Based solely upon and subject to the foregoing, we are of the opinion that for U.S. federal income tax purposes the Merger will qualify as a “reorganization” within the meaning of Section 368(a) of the Code and that Bancshares and SmartFinancial will each be a party to such “reorganization” within the meaning of Section 368(b) of the Code.

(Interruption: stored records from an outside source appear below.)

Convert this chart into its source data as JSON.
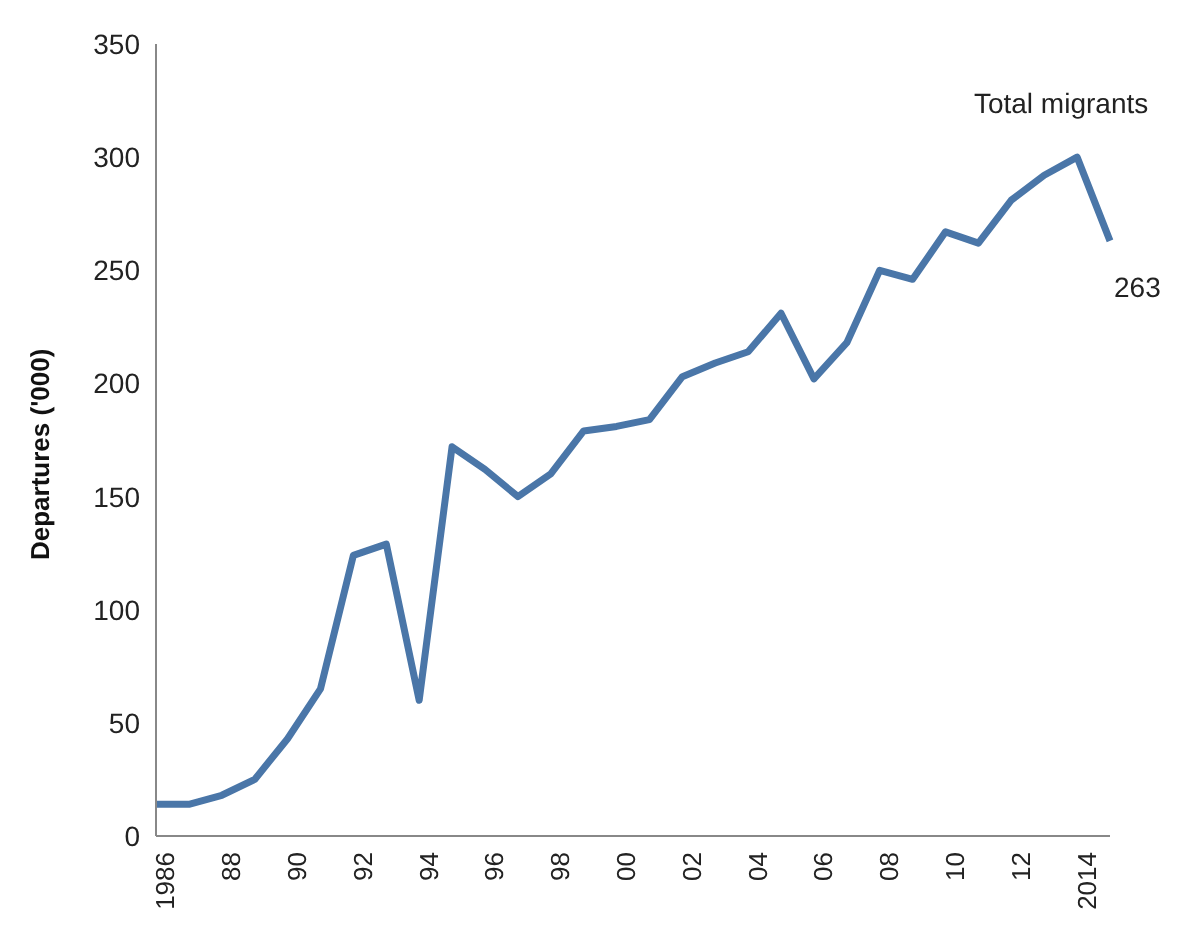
{
  "chart_data": {
    "type": "line",
    "ylabel": "Departures ('000)",
    "categories": [
      "1986",
      null,
      "88",
      null,
      "90",
      null,
      "92",
      null,
      "94",
      null,
      "96",
      null,
      "98",
      null,
      "00",
      null,
      "02",
      null,
      "04",
      null,
      "06",
      null,
      "08",
      null,
      "10",
      null,
      "12",
      null,
      "2014",
      null
    ],
    "series": [
      {
        "name": "Total migrants",
        "color": "#4a76a8",
        "values": [
          14,
          14,
          18,
          25,
          43,
          65,
          124,
          129,
          60,
          172,
          162,
          150,
          160,
          179,
          181,
          184,
          203,
          209,
          214,
          231,
          202,
          218,
          250,
          246,
          267,
          262,
          281,
          292,
          300,
          263
        ],
        "value_labels": [
          null,
          null,
          null,
          null,
          null,
          null,
          null,
          null,
          null,
          null,
          null,
          null,
          null,
          null,
          null,
          null,
          null,
          null,
          null,
          null,
          null,
          null,
          null,
          null,
          null,
          null,
          null,
          null,
          null,
          "263"
        ]
      }
    ],
    "ylim": [
      0,
      350
    ],
    "yticks": [
      0,
      50,
      100,
      150,
      200,
      250,
      300,
      350
    ],
    "grid": false,
    "legend": false,
    "marker": "none",
    "line_style": "solid"
  }
}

We express no opinion on any issue relating to U.S. federal income tax consequences other than those described herein, or on any issue of any state, local, foreign or other tax laws. Further, our opinions are not binding upon the Service or the courts, and there is no assurance that the Service or a court will not take a contrary position. This opinion is expressed as of the date hereof, and we disclaim any undertaking to advise you of any subsequent changes of the matters stated, represented or assumed herein or any subsequent changes in applicable law, Regulations or interpretations thereof.
SmartFinancial, Inc.
May 6, 2015
Page 3
This opinion is being delivered to you for the purpose of satisfying the requirement in Section 8.3(f) of the Merger Agreement and being included as an exhibit to the Joint Proxy Statement; it may not be relied upon for any other purpose or by any other person or entity, and may not be made available to any other person or entity for any other purpose without our express written permission. To that end, we hereby consent to the filing of this opinion as Exhibit 8.1 to the Joint Proxy Statement. In giving this consent, we do not thereby admit that we are within the category of persons whose consent is required by Section 7 of the Securities Act or the rules and regulations of the Securities and Exchange Commission promulgated thereunder.